Question

Let a second order difference equation be
\(y_{n+2} + 4y_n = 4y_{n+1}, \, n=2,3,4,......, \,\, y_0=1, y_1=4\)
Then the general solution is

• A. \((1+n^2)2^n\)
• B. \((1+n)2^n\)
• C. \((1+\frac1{n})2^n\)
• D. \((n^2+n+1)2^n\)

Answer 1

The Correct Option is B

To find the general solution of the given second-order difference equation:

\(y_{n+2} + 4y_n = 4y_{n+1}\)

with initial conditions \(y_0 = 1\) and \(y_1 = 4\), we follow these steps:

1. Find the characteristic equation:

Assume a solution of the form \(y_n = r^n\). Substituting this into the difference equation gives:

\(r^{n+2} + 4r^n = 4r^{n+1}\)

Divide the entire equation by \(r^n\) (assuming \(r \neq 0\)):

\(r^2 + 4 = 4r\)

This simplifies to the characteristic equation:

\(r^2 - 4r + 4 = 0\)

1. Solve the characteristic equation:

The characteristic equation \(r^2 - 4r + 4 = 0\) can be factored as:

\((r-2)^2 = 0\)

This gives a repeated root, \(r = 2\).

1. Write the general solution for the difference equation:

Since we have a repeated root, the general solution for the difference equation is of the form:

\(y_n = (A + Bn) \cdot 2^n\)

where \( A \) and \( B \) are constants that we need to determine using the initial conditions.

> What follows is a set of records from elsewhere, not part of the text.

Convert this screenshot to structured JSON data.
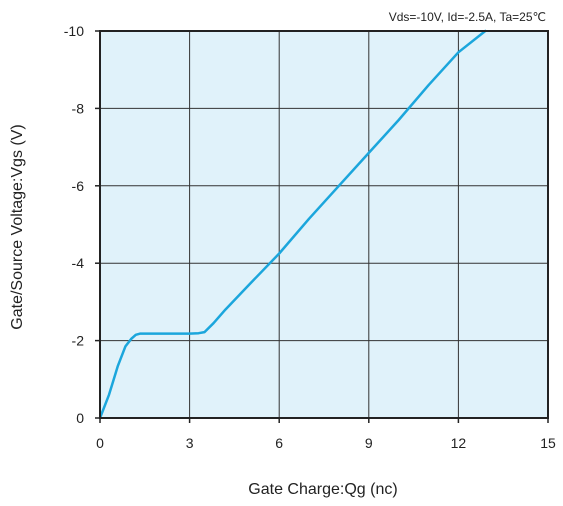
{
  "chart_data": {
    "type": "line",
    "title": "",
    "conditions": "Vds=-10V, Id=-2.5A, Ta=25℃",
    "xlabel": "Gate Charge:Qg  (nc)",
    "ylabel": "Gate/Source Voltage:Vgs  (V)",
    "xlim": [
      0,
      15
    ],
    "ylim": [
      0,
      -10
    ],
    "x_ticks": [
      0,
      3,
      6,
      9,
      12,
      15
    ],
    "x_tick_labels": [
      "0",
      "3",
      "6",
      "9",
      "12",
      "15"
    ],
    "y_ticks": [
      0,
      -2,
      -4,
      -6,
      -8,
      -10
    ],
    "y_tick_labels": [
      "0",
      "-2",
      "-4",
      "-6",
      "-8",
      "-10"
    ],
    "grid": true,
    "series": [
      {
        "color": "#1ba6dc",
        "x": [
          0,
          0.3,
          0.6,
          0.85,
          1.05,
          1.2,
          1.35,
          3.0,
          3.3,
          3.5,
          3.8,
          4.2,
          5.0,
          6.0,
          7.0,
          8.0,
          9.0,
          10.0,
          11.0,
          12.0,
          12.9
        ],
        "y": [
          0,
          -0.6,
          -1.35,
          -1.85,
          -2.05,
          -2.15,
          -2.18,
          -2.18,
          -2.19,
          -2.22,
          -2.45,
          -2.8,
          -3.45,
          -4.25,
          -5.15,
          -6.0,
          -6.85,
          -7.7,
          -8.6,
          -9.45,
          -10.0
        ]
      }
    ]
  },
  "style": {
    "plot_background": "#e0f2fa",
    "grid_color": "#333333",
    "frame_color": "#222222"
  }
}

1. Use the initial conditions to find constants:

Using \(y_0 = 1\), we get:

\(A + B \cdot 0 = 1 \Rightarrow A = 1\)

Using \(y_1 = 4\), we substitute into the general solution:

\((A + B \cdot 1) \cdot 2^1 = 4\)

\(2(A + B) = 4\)

Substituting \(A = 1\), we get:

\(2(1 + B) = 4 \Rightarrow 1 + B = 2 \Rightarrow B = 1\)

1. Write the complete general solution:

Substituting \(A = 1\) and \(B = 1\) back into the general form, we get:

\(y_n = (1 + n) \cdot 2^n\)

This matches the given correct answer option.

Thus, the general solution to the difference equation is:

\((1+n)2^n\)